ISCSLP-T3: Unsupervised Speech and Language Processing via Topic Models

    In this tutorial, we will present state-of-art machine learning approaches 
    for speech and language processing with highlight on the unsupervised methods 
    for structural learning from the unlabeled sequential patterns. In general, 
    speech and language processing involves extensive knowledge of statistical models. 
    We require designing a flexible, scalable and robust system to meet heterogeneous 
    and nonstationary environments in the era of big data. This tutorial starts from an 
    introduction of unsupervised speech and language processing based on factor analysis 
    and independent component analysis. The unsupervised learning is generalized to a latent 
    variable model which is known as the topic model. The evolution of topic models from 
    latent semantic analysis to hierarchical Dirichlet process, from non-Bayesian parametric 
    models to Bayesian nonparametric models, and from single-layer model to hierarchical 
    tree model shall be surveyed in an organized fashion. The inference approaches based on 
    variational Bayesian and Gibbs sampling are introduced. We will also present several 
    case studies on topic modeling for speech and language applications including language model, 
    document model, retrieval model, segmentation model and summarization model. 
    At last, we will point out new trends of topic models for speech and language processing.

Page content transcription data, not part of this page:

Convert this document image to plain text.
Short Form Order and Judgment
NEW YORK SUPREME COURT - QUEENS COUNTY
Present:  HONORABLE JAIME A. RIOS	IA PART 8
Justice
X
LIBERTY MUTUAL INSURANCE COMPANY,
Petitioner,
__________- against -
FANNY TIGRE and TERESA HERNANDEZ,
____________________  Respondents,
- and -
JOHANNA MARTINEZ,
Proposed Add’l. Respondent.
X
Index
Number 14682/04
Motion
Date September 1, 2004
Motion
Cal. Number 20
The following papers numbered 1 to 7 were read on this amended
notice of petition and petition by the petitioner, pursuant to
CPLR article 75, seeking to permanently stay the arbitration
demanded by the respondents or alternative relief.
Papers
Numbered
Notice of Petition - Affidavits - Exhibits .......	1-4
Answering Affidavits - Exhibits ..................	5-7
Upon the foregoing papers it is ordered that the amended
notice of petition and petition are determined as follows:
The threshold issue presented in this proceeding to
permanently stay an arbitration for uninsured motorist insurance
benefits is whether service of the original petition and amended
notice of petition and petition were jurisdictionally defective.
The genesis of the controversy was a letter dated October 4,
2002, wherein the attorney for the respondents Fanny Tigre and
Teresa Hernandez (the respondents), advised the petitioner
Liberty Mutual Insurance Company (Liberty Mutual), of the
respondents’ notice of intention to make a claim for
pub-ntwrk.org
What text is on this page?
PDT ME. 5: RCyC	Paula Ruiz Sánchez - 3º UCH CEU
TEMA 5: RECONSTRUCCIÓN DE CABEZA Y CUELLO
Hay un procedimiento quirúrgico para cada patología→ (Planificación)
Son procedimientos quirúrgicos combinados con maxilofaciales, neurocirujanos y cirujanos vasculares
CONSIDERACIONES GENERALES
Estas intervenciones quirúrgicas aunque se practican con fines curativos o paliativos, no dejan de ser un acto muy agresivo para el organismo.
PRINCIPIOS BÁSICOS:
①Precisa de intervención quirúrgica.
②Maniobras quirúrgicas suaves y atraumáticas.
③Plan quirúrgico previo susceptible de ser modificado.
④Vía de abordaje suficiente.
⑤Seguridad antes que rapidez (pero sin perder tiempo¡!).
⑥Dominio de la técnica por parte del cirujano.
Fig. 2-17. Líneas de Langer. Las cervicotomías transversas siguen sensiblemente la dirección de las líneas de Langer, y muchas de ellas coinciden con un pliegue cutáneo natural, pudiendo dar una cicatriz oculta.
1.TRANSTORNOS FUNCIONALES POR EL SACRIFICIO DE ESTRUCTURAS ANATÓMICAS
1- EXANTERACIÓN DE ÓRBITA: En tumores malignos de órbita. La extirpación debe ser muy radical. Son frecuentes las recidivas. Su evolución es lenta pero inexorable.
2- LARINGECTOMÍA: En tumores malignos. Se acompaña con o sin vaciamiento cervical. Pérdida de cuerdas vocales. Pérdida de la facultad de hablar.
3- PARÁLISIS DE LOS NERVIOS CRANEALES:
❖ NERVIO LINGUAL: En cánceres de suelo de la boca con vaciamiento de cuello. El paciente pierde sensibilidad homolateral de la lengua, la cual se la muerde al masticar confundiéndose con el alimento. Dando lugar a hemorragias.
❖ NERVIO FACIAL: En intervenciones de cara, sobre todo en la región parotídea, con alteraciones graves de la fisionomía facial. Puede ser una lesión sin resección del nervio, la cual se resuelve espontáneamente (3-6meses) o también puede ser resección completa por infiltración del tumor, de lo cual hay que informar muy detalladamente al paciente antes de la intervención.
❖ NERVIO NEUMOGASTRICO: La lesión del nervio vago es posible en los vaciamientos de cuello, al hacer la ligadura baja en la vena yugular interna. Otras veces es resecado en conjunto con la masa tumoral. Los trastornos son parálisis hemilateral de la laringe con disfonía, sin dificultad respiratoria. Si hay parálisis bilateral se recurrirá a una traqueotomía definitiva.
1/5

    Organizers: Jen-Tzung Chien

ISCSLP-T4: Deep Learning for Speech Generation and Synthesis

    Deep learning, which can represent high-level abstractions in data with an architecture of 
    multiple non-linear transformation, has made a huge impact on automatic speech recognition (ASR) 
    research, products and services. However, deep learning for speech generation and synthesis 
    (i.e., text-to-speech), which is an inverse process of speech recognition (i.e., speech-to-text), 
    has not generated the similar momentum as it is for ASR yet. Recently, motivated by the success 
    of Deep Neural Networks in speech recognition, some neural network based research attempts have 
    been tried successfully on improving the performance of statistical parametric based 
    speech generation/synthesis. In this tutorial, we focus on deep learning approaches to the 
    problems in speech generation and synthesis, especially on Text-to-Speech (TTS) synthesis and voice conversion.

    First, we give a review for the current main stream of statistical parametric based speech generation 
    and synthesis, or the GMM-HMM based speech synthesis and GMM-based voice conversion with emphasis 
    on analyzing the major factors responsible for the quality problems in the GMM-based voice 
    synthesis/conversion and the intrinsic limitations of a decision-tree based, contextual state 
    clustering and state-based statistical distribution modeling. We then present the latest deep 
    learning algorithms for feature parameter trajectory generation, in contrast to deep learning for 
    recognition or classification. We cover common technologies in Deep Neural Network (DNN) and improved 
    DNN: Mixture Density Networks (MDN), Recurrent Neural Networks (RNN) with Bidirectional Long Short 
    Term Memory (BLSTM) and Conditional RBM (CRBM). Finally, we share our research insights and hand-on 
    experience on building speech generation and synthesis systems based upon deep learning algorithms.